The hon. Member for Fareham tried to draw out some of our thinking on these tax issues. Both aspects of the new clause relate to the tax treatment of the private equity industry. As I have already said, the Government do not believe that one form of ownership should be inherently preferred over another. Rather, our aim should be to support economic dynamism and long-term investment and job creation. That is also the objective of our tax system. We do not believe that private equity should be favoured in a particular way, including in tax terms. Therefore, the capital gains tax treatment available for gains arising from carried interest and corporate tax deductions for interest—the two aspects mentioned in the new clause—is available to all taxpayers, not only to private equity investors in any preferential way compared with any other investor.

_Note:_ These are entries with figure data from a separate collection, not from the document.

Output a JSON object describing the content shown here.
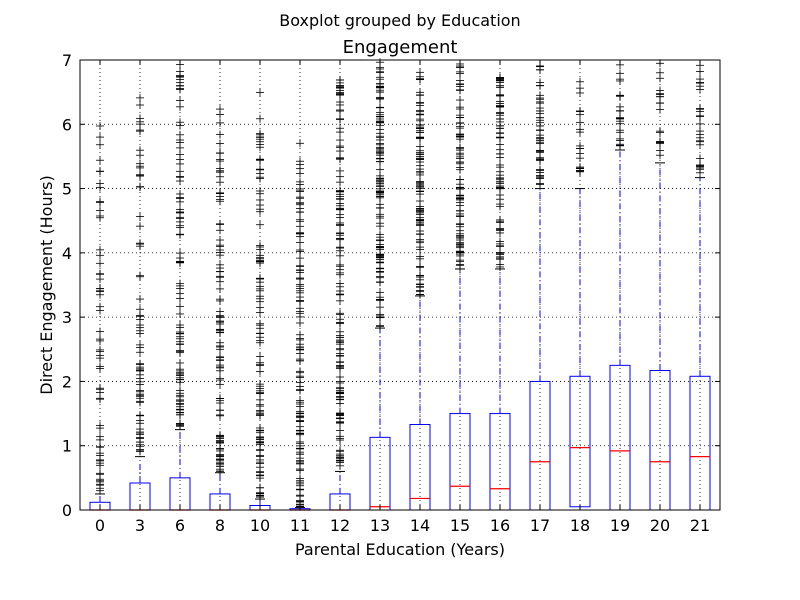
{
  "chart_data": {
    "type": "boxplot",
    "suptitle": "Boxplot grouped by Education",
    "title": "Engagement",
    "xlabel": "Parental Education (Years)",
    "ylabel": "Direct Engagement (Hours)",
    "ylim": [
      0,
      7
    ],
    "yticks": [
      "0",
      "1",
      "2",
      "3",
      "4",
      "5",
      "6",
      "7"
    ],
    "grid": true,
    "colors": {
      "box": "#0000ff",
      "median": "#ff0000",
      "flier": "#000000"
    },
    "categories": [
      "0",
      "3",
      "6",
      "8",
      "10",
      "11",
      "12",
      "13",
      "14",
      "15",
      "16",
      "17",
      "18",
      "19",
      "20",
      "21"
    ],
    "boxes": [
      {
        "q1": 0.0,
        "median": 0.0,
        "q3": 0.12,
        "whisker_low": 0.0,
        "whisker_high": 0.25,
        "fliers_from": 0.3,
        "fliers_to": 6.17,
        "density": 0.35
      },
      {
        "q1": 0.0,
        "median": 0.0,
        "q3": 0.42,
        "whisker_low": 0.0,
        "whisker_high": 0.83,
        "fliers_from": 0.9,
        "fliers_to": 6.5,
        "density": 0.45
      },
      {
        "q1": 0.0,
        "median": 0.0,
        "q3": 0.5,
        "whisker_low": 0.0,
        "whisker_high": 1.25,
        "fliers_from": 1.3,
        "fliers_to": 6.95,
        "density": 0.6
      },
      {
        "q1": 0.0,
        "median": 0.0,
        "q3": 0.25,
        "whisker_low": 0.0,
        "whisker_high": 0.58,
        "fliers_from": 0.6,
        "fliers_to": 6.27,
        "density": 0.6
      },
      {
        "q1": 0.0,
        "median": 0.0,
        "q3": 0.07,
        "whisker_low": 0.0,
        "whisker_high": 0.17,
        "fliers_from": 0.2,
        "fliers_to": 6.5,
        "density": 0.6
      },
      {
        "q1": 0.0,
        "median": 0.0,
        "q3": 0.02,
        "whisker_low": 0.0,
        "whisker_high": 0.04,
        "fliers_from": 0.05,
        "fliers_to": 5.9,
        "density": 0.7
      },
      {
        "q1": 0.0,
        "median": 0.0,
        "q3": 0.25,
        "whisker_low": 0.0,
        "whisker_high": 0.6,
        "fliers_from": 0.65,
        "fliers_to": 6.85,
        "density": 0.75
      },
      {
        "q1": 0.0,
        "median": 0.05,
        "q3": 1.13,
        "whisker_low": 0.0,
        "whisker_high": 2.83,
        "fliers_from": 2.85,
        "fliers_to": 7.0,
        "density": 1.0
      },
      {
        "q1": 0.0,
        "median": 0.18,
        "q3": 1.33,
        "whisker_low": 0.0,
        "whisker_high": 3.33,
        "fliers_from": 3.35,
        "fliers_to": 6.95,
        "density": 0.95
      },
      {
        "q1": 0.0,
        "median": 0.37,
        "q3": 1.5,
        "whisker_low": 0.0,
        "whisker_high": 3.75,
        "fliers_from": 3.75,
        "fliers_to": 6.95,
        "density": 0.95
      },
      {
        "q1": 0.0,
        "median": 0.33,
        "q3": 1.5,
        "whisker_low": 0.0,
        "whisker_high": 3.75,
        "fliers_from": 3.78,
        "fliers_to": 6.75,
        "density": 0.85
      },
      {
        "q1": 0.0,
        "median": 0.75,
        "q3": 2.0,
        "whisker_low": 0.0,
        "whisker_high": 5.0,
        "fliers_from": 5.05,
        "fliers_to": 6.97,
        "density": 0.9
      },
      {
        "q1": 0.05,
        "median": 0.97,
        "q3": 2.08,
        "whisker_low": 0.0,
        "whisker_high": 5.0,
        "fliers_from": 5.25,
        "fliers_to": 6.8,
        "density": 0.45
      },
      {
        "q1": 0.0,
        "median": 0.92,
        "q3": 2.25,
        "whisker_low": 0.0,
        "whisker_high": 5.6,
        "fliers_from": 5.62,
        "fliers_to": 6.95,
        "density": 0.6
      },
      {
        "q1": 0.0,
        "median": 0.75,
        "q3": 2.17,
        "whisker_low": 0.0,
        "whisker_high": 5.4,
        "fliers_from": 5.5,
        "fliers_to": 6.95,
        "density": 0.45
      },
      {
        "q1": 0.0,
        "median": 0.83,
        "q3": 2.08,
        "whisker_low": 0.0,
        "whisker_high": 5.17,
        "fliers_from": 5.2,
        "fliers_to": 6.95,
        "density": 0.55
      }
    ]
  }
}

Let me deal first with carried interest. The hon. Member for Fareham referred to a memorandum of understanding published in 2003. To set that properly in context, a previous memorandum of understanding had been produced in 1987 by the Inland Revenue and the British Private Equity and Venture Capital Association, which made it clear that carried interest would continue to be taxed to capital gains, not income. During the 2003 Finance Bill debate on this issue, which neither I nor the hon. Member for Fareham will remember—I am sure that my hon. Friend the Member for Wolverhampton, South-West (Rob Marris) was not only there but commented on the explanatory notes—concern was expressed, particularly by the former Member for Arundel and South Downs, that changes being introduced to schedule 22, covering the whole range of employment-related securities, might have a negative impact on the capital gains tax treatment of venture capital.

As a result of those debates, the memorandum of understanding that had been agreed in 1987 was re-examined and a new one, again agreed between the Revenue and the British Private Equity and Venture Capital Association was published. It provided guidance to the industry, but, importantly, did not affect the operation of the law in the Finance Act 2003.

That memorandum of understanding confirms that returns received through carried interest should, in law, in the circumstances that it sets out—in plain vanilla form, which is a technical tax term that means “in a simple and straightforward way”—be taxed as capital gains. No concessions were made to the private equity industry at the time, but the memorandum of understanding clearly set out how the underlying legislation applied in the case of carried interest. It set that out in a way that would apply to any taxpayer who received such employment-related securities.

Rob Marris: Is my hon. Friend saying that the memorandum of understanding of 25 July 2003 was instigated or drawn up at the behest of Howard Flight, who was then the hon. Member for Arundel and South Downs?